Broadcom promised Wednesday to make the U.S. a global leader in new 5G networks in hopes of easing government fears that its hostile takeover of Qualcomm would derail America's mobile technology leadership.
The pledge came after the multi-agency Committee for Foreign Investment in the U.S. (CFIUS) said on Monday that it's concerned Broadcom would slash research and development spending on vital wireless technologies should it acquire Qualcomm -- handing mobile leadership to China.
"Broadcom will not only maintain the R & D resources Qualcomm devotes to 5G and innovation in future wireless standards -- we also will focus R & D spend to those critical technologies that are essential to the U.S.," the company said in a statement.
The company also said it would create a $1.5 billion fund to train and educate engineers in the U.S. "This will ensure America's lead in future wireless technology," the company said.
Qualcomm declined to comment.
Since 5G networks are expected to begin rolling out in 2019, Broadcom's pledge to maintain R & D spending comes after most of the difficult, fundamental research is finished, said Jim McGregor, principal analyst with technology consulting firm Tirias Research.

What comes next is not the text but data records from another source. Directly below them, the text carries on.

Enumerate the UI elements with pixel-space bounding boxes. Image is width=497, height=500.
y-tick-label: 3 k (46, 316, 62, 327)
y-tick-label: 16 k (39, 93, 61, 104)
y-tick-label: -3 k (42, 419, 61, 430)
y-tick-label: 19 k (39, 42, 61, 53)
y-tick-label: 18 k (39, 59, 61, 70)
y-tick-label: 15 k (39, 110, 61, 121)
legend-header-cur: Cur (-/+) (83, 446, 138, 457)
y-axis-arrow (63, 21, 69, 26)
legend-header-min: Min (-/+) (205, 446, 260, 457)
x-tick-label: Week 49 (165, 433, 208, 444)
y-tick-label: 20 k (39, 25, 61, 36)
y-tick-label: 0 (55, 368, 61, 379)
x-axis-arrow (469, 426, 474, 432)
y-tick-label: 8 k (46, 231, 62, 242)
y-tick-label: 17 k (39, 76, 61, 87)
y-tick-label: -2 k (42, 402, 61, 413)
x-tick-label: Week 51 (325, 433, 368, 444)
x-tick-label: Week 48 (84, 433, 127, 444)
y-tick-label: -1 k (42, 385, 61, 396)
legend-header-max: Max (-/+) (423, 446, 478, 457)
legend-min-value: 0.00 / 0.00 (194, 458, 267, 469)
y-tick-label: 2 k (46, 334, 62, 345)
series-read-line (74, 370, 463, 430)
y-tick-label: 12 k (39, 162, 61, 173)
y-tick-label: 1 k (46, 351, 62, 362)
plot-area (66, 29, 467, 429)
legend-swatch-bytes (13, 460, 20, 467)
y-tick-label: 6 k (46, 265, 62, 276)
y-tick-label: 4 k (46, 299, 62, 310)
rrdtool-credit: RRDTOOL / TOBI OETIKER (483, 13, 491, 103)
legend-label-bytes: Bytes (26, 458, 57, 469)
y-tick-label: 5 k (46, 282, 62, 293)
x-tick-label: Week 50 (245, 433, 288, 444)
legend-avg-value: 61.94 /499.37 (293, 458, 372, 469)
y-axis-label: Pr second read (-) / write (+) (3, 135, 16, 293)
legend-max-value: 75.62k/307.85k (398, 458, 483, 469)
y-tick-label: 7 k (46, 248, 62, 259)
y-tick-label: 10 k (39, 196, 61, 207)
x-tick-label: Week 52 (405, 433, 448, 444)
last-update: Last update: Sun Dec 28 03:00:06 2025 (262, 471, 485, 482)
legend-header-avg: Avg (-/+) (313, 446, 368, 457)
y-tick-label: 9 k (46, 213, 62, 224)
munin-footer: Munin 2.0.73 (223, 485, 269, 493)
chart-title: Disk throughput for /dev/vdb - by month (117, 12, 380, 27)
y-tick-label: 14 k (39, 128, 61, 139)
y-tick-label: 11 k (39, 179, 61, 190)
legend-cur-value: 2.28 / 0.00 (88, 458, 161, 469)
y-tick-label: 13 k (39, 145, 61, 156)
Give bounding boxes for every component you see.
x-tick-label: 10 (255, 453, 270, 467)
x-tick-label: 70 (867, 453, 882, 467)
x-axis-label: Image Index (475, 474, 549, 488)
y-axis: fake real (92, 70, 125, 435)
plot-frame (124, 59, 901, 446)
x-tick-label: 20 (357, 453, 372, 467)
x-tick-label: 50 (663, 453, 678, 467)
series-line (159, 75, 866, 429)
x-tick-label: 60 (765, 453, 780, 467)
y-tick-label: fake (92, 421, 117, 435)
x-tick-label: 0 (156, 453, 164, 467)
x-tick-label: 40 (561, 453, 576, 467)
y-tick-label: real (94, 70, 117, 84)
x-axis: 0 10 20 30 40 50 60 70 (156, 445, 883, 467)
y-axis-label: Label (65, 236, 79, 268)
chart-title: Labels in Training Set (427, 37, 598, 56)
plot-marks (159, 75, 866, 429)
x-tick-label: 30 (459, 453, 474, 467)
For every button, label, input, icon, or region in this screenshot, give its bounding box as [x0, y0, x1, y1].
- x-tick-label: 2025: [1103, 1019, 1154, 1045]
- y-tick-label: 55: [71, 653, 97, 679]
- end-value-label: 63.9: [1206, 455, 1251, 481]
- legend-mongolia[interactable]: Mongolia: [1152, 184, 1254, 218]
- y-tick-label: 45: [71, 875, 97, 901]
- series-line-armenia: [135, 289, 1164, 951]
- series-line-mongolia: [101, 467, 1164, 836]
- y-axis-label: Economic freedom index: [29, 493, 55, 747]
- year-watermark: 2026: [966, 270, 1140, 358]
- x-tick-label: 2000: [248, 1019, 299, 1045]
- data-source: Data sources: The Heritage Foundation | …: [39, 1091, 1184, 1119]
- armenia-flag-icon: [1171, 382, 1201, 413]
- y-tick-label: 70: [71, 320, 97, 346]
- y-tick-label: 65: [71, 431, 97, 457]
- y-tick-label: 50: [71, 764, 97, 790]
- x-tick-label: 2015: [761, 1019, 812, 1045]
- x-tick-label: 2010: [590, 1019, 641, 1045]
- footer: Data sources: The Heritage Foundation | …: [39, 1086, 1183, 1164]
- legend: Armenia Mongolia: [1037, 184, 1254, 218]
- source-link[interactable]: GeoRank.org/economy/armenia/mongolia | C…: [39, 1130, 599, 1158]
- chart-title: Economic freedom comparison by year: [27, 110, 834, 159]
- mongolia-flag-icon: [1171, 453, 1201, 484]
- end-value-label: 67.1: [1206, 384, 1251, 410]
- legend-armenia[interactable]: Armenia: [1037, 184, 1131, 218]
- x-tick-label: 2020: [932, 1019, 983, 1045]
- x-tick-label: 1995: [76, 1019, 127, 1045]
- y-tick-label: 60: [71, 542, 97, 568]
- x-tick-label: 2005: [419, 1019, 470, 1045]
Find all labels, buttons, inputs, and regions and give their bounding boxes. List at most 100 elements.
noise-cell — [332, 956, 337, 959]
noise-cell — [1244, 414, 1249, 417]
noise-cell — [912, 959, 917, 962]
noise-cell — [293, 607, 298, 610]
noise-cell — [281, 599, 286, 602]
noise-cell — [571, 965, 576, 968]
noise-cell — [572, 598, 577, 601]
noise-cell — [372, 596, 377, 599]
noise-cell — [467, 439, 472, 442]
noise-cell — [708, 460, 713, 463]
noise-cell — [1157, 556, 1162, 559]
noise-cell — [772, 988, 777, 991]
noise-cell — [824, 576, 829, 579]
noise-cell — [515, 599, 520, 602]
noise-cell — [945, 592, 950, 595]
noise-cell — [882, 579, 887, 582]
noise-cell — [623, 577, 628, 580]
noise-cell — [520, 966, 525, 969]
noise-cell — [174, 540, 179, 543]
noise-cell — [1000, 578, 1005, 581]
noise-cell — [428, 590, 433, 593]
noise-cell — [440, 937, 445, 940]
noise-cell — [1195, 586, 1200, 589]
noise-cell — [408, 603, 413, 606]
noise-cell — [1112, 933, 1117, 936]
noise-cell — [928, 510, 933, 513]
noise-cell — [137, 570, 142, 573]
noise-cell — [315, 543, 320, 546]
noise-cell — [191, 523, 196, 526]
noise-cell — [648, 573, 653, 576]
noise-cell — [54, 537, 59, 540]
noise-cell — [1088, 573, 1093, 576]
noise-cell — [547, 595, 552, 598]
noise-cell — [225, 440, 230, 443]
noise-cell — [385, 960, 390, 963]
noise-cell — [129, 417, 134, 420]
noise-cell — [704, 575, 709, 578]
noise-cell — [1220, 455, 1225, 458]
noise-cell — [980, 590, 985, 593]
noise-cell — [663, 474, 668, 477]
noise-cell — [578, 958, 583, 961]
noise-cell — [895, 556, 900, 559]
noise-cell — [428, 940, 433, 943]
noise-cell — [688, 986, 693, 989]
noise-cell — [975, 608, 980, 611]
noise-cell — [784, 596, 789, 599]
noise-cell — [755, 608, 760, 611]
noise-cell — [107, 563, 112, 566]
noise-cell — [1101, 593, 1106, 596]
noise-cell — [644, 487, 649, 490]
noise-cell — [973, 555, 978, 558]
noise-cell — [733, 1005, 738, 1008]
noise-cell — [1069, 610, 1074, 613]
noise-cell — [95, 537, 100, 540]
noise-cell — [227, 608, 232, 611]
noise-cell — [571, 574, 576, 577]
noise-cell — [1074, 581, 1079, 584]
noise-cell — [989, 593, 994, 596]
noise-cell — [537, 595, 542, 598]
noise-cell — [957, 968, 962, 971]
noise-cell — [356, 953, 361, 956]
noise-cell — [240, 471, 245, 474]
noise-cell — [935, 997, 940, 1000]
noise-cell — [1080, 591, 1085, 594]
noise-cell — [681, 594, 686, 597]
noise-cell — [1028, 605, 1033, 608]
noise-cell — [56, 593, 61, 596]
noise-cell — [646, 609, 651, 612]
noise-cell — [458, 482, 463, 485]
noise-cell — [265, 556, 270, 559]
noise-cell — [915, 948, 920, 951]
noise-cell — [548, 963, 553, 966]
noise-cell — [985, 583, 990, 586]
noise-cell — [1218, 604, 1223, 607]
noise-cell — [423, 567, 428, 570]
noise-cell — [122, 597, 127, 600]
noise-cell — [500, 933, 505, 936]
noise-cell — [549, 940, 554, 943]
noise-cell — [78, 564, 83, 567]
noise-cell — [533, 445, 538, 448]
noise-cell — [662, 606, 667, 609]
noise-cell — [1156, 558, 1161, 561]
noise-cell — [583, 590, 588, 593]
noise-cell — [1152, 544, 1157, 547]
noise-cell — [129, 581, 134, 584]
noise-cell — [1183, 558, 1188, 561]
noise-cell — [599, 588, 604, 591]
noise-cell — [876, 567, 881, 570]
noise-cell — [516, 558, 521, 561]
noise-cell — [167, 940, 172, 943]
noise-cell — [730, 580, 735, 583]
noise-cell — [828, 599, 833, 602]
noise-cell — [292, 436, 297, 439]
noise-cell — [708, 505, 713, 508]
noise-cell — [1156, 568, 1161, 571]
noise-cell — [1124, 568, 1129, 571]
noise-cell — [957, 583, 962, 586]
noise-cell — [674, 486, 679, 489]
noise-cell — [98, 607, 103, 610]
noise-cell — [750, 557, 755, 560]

"5G is coming out next year. It is already done," he said. "So what did Broadcom just commit to? They committed to investing in 5G for 12 months."
Qualcomm has been investing in 5G for a decade.
"It is not the 5G investment that the U.S. government should be concerned about," said McGregor. "It is 6G, 7G or whatever comes next."
Qualcomm spends about 25 percent of its revenue on R & D -- averaging $5.4 billion a year over the past three years.
Broadcom spends less -- about $3.3 billion last year -- or 19 percent of revenue.
Broadcom invests differently than Qualcomm, said McGregor. While Qualcomm makes long-term bets to invent new technologies such as 5G, Broadcom targets technologies that are further along with market adoption in sight, he said.
"They don't invest in risk," said McGregor. "They don't really invest in new technologies or risky technologies unless they seem them coming to fruition. Then they buy them."
Broadcom's move shows that -- despite the CFIUS probe -- it's not backing away from its effort to acquire San Diego's Qualcomm for $117 billion in what would be the largest semiconductor deal ever.
But it also raises questions about the steep hurdles that CFIUS and other global regulators might place in front of the potential transaction.
CFIUS has the power to block acquisitions on national security grounds. Late Sunday the agency ordered a 30-day delay of Qualcomm's annual shareholder meeting to conduct an investigation.
CFIUS's intervention at this early stage is rare. It doesn't usually begin a probe until a deal has been struck.
But Broadcom's hostile takeover attempt to gain control of Qualcomm's board of directors led to the agency's early involvement. Shareholders are voting on whether to replace six Qualcomm board members with Broadcom nominated candidates -- which would give Broadcom a board majority.
Broadcom is based in Singapore, which gives CFIUS jurisdiction to investigate. But the company is in the process of moving its headquarters to the U.S., which it expects to complete in May.
"We believe it will be a stretch for CFIUS to claim Broadcom remains foreign-controlled after (the headquarters move) is completed, though CFIUS may of course try," said Bernstein Research Analyst Stacy Rasgon.
Among CFIUS's key concerns is Broadcom's "private equity style" business approach of cutting long-term R & D to boost short-term profits.
CFIUS worries Broadcom could thwart U.S. technology leadership -- headed by San Diego-based Qualcomm -- in 5G networks.
5G will bring ultra-fast, reliable wireless connectivity to cars, health care devices, infrastructure and a host of other machines beyond smartphones.
A weakened Qualcomm could hand over 5G telecommunications prowess to Huawei Technologies and perhaps other Chinese companies, which have been investing heavily to gain a beach head in 5G technology ahead of the transition from 4G networks.
Qualcomm's shares ended trading Wednesday up 35 cents at $62.49. Broadcom's dipped $3.91 at $247.05. Both trade on the Nasdaq.